Côte d’Ivoire / Jean-Baptiste Djeka et la « Met’art’morphose » : Une invitation à la renaissance à travers l’art
Côte d’Ivoire / Jean-Baptiste Djeka et la « Met’art’morphose » : Une invitation à la renaissance à travers l’art
Dans son atelier logé au cœur de Paris Village, à Bingerville, l’artiste ivoirien Jean-Baptiste Djeka dévoile « Met’art’morphose », sa nouvelle collection où tradition et modernité fusionnent pour questionner notre monde en perpétuel changement. Profondément ancrée dans les traditions africaines et inspirée par la cosmologie Baoulé, cette collection invite le public à explorer les mutations de la société et la quête de sens dans un univers en mouvement.
Avec « Met’art’morphose », Djeka déploie un travail sculptural et pictural qui explore les cycles de transformation humaine, comparant ces évolutions à la métamorphose de la chenille en papillon. Ce parallèle avec les étapes de la vie-enfance, maturité, renaissance traduit, pour l’artiste, l’aspiration à une introspection profonde, indispensable à la compréhension de notre essence et de nos traditions.

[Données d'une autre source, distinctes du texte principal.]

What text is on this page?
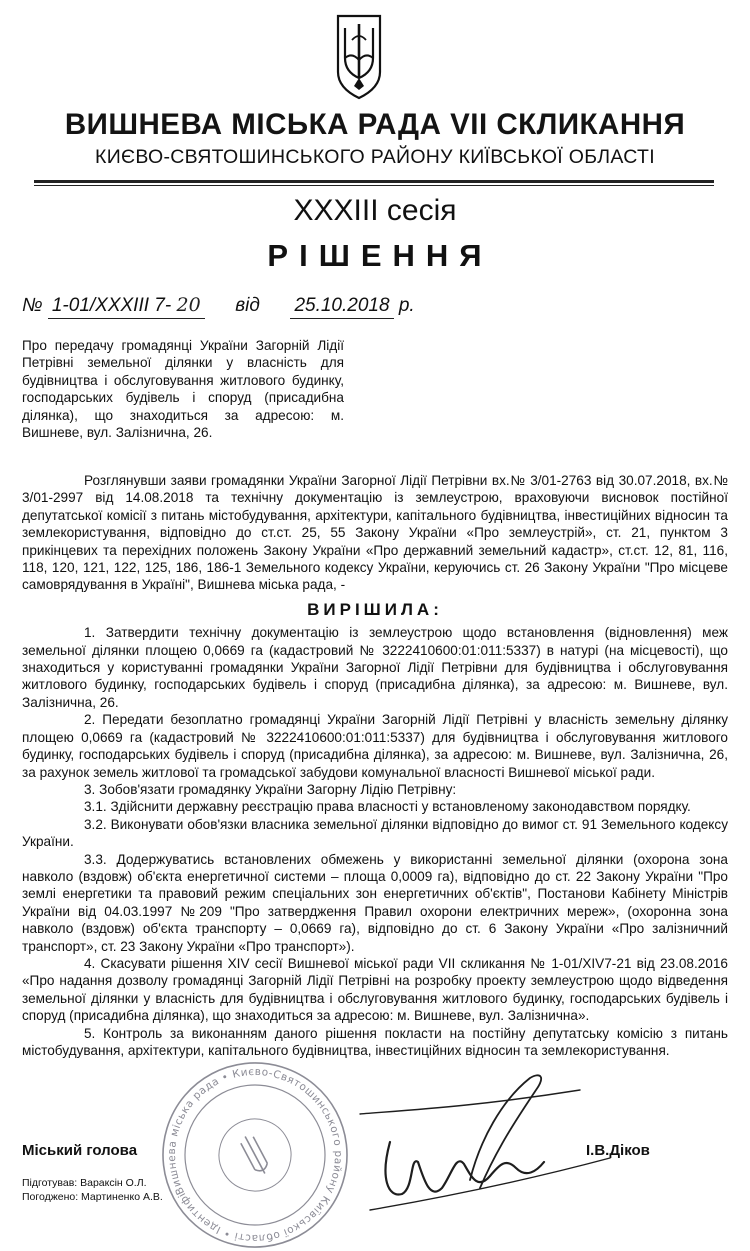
ВИШНЕВА МІСЬКА РАДА VII СКЛИКАННЯ
КИЄВО-СВЯТОШИНСЬКОГО РАЙОНУ КИЇВСЬКОЇ ОБЛАСТІ
XXXIII сесія
РІШЕННЯ
№ 1-01/XXXIII 7- 20 від 25.10.2018 р.
Про передачу громадянці України Загорній Лідії Петрівні земельної ділянки у власність для будівництва і обслуговування житлового будинку, господарських будівель і споруд (присадибна ділянка), що знаходиться за адресою: м. Вишневе, вул. Залізнична, 26.

Розглянувши заяви громадянки України Загорної Лідії Петрівни вх.№ 3/01-2763 від 30.07.2018, вх.№ 3/01-2997 від 14.08.2018 та технічну документацію із землеустрою, враховуючи висновок постійної депутатської комісії з питань містобудування, архітектури, капітального будівництва, інвестиційних відносин та землекористування, відповідно до ст.ст. 25, 55 Закону України «Про землеустрій», ст. 21, пунктом 3 прикінцевих та перехідних положень Закону України «Про державний земельний кадастр», ст.ст. 12, 81, 116, 118, 120, 121, 122, 125, 186, 186-1 Земельного кодексу України, керуючись ст. 26 Закону України "Про місцеве самоврядування в Україні", Вишнева міська рада, -

ВИРІШИЛА:

1. Затвердити технічну документацію із землеустрою щодо встановлення (відновлення) меж земельної ділянки площею 0,0669 га (кадастровий № 3222410600:01:011:5337) в натурі (на місцевості), що знаходиться у користуванні громадянки України Загорної Лідії Петрівни для будівництва і обслуговування житлового будинку, господарських будівель і споруд (присадибна ділянка), за адресою: м. Вишневе, вул. Залізнична, 26.

2. Передати безоплатно громадянці України Загорній Лідії Петрівні у власність земельну ділянку площею 0,0669 га (кадастровий № 3222410600:01:011:5337) для будівництва і обслуговування житлового будинку, господарських будівель і споруд (присадибна ділянка), за адресою: м. Вишневе, вул. Залізнична, 26, за рахунок земель житлової та громадської забудови комунальної власності Вишневої міської ради.

3. Зобов'язати громадянку України Загорну Лідію Петрівну:

3.1. Здійснити державну реєстрацію права власності у встановленому законодавством порядку.

3.2. Виконувати обов'язки власника земельної ділянки відповідно до вимог ст. 91 Земельного кодексу України.

3.3. Додержуватись встановлених обмежень у використанні земельної ділянки (охорона зона навколо (вздовж) об'єкта енергетичної системи – площа 0,0009 га), відповідно до ст. 22 Закону України "Про землі енергетики та правовий режим спеціальних зон енергетичних об'єктів", Постанови Кабінету Міністрів України від 04.03.1997 №209 "Про затвердження Правил охорони електричних мереж», (охоронна зона навколо (вздовж) об'єкта транспорту – 0,0669 га), відповідно до ст. 6 Закону України «Про залізничний транспорт», ст. 23 Закону України «Про транспорт»).

4. Скасувати рішення XIV сесії Вишневої міської ради VII скликання № 1-01/XIV7-21 від 23.08.2016 «Про надання дозволу громадянці Загорній Лідії Петрівні на розробку проекту землеустрою щодо відведення земельної ділянки у власність для будівництва і обслуговування житлового будинку, господарських будівель і споруд (присадибна ділянка), що знаходиться за адресою: м. Вишневе, вул. Залізнична».

5. Контроль за виконанням даного рішення покласти на постійну депутатську комісію з питань містобудування, архітектури, капітального будівництва, інвестиційних відносин та землекористування.

Міський голова	І.В.Діков
Підготував: Вараксін О.Л.
Погоджено: Мартиненко А.В.
Вишнева міська рада • Києво-Святошинського району Київської області • Ідентифікаційний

Réinventer l’héritage africain : entre symbolisme et spiritualité
Djeka puise dans la statuaire africaine pour enrichir son art de références à la culture Baoulé. Ses sculptures, inspirées par les masques et objets rituels, évoquent la mémoire collective africaine et traduisent un profond respect pour les racines culturelles. En évoquant le passé, il cherche à en réinterpréter les symboles pour leur offrir une résonance contemporaine. « Je travaille avec des formes qui se dédoublent pour exprimer la coexistence du passé, du présent et du futur, » confie l’artiste. Le choix des matériaux naturels et des techniques ancestrales renforce la portée spirituelle de ses œuvres, leur conférant une intensité émotionnelle et un message de reconnexion avec l’essence humaine. Un art engagé pour une société en mutation
À travers « Met’art’morphose », Djeka soulève des questions fondamentales sur les bouleversements actuels. Son art, résolument introspectif, devient une invitation à repenser notre rôle d’êtres humains et notre relation aux valeurs fondamentales. « L’art africain ne peut se contenter d’être décoratif ; il doit porter un message, » souligne-t-il. Par ce travail, l’artiste appelle à une métamorphose collective, à l’instar de celle qui marque son parcours artistique : une quête d’authenticité au service de l’évolution de nos valeurs culturelles.

Pour Djeka, la transformation n’est pas qu’un phénomène externe ; elle est d’abord spirituelle. La métamorphose, telle qu’il l’aborde, incarne un message de résilience et de foi en l’avenir. « Mon travail ramène l’attention sur l’essentiel : l’urgence de se réinventer, » explique-t-il. En traversant ses propres mutations, l’artiste inspire le public à embrasser le changement comme une opportunité de croissance personnelle et collective.
« Met’art’morphose » : une affirmation de maturité artistique
Après 17 années de carrière, cette nouvelle collection représente pour Djeka un point culminant. S’il admet que ses créations antérieures reflétaient un certain chaos, « Met’art’morphose » marque une évolution vers une expression plus sereine et résolue. Ce cycle artistique symbolise une renaissance, une étape où l’artiste souhaite que le public découvre dans ses œuvres un message de sagesse et d’acceptation des changements qui façonnent notre humanité.
À travers l’art, Djeka réconcilie passé et avenir
En mélangeant traditions ancestrales et questions contemporaines, Djeka érige son art en pont entre deux époques, offrant une vision de l’avenir enracinée dans l’histoire africaine. « Met’art’morphose » se pose ainsi comme une ode à la croissance et à l’évolution, un appel à embrasser la transformation dans toutes ses dimensions.
Avec cette collection, Djeka invite chacun à réfléchir sur sa propre métamorphose et sur le rôle de l’art dans la transmission de la sagesse africaine. « Met’art’morphose » ne se veut pas seulement une exposition artistique ; elle aspire à un éveil collectif.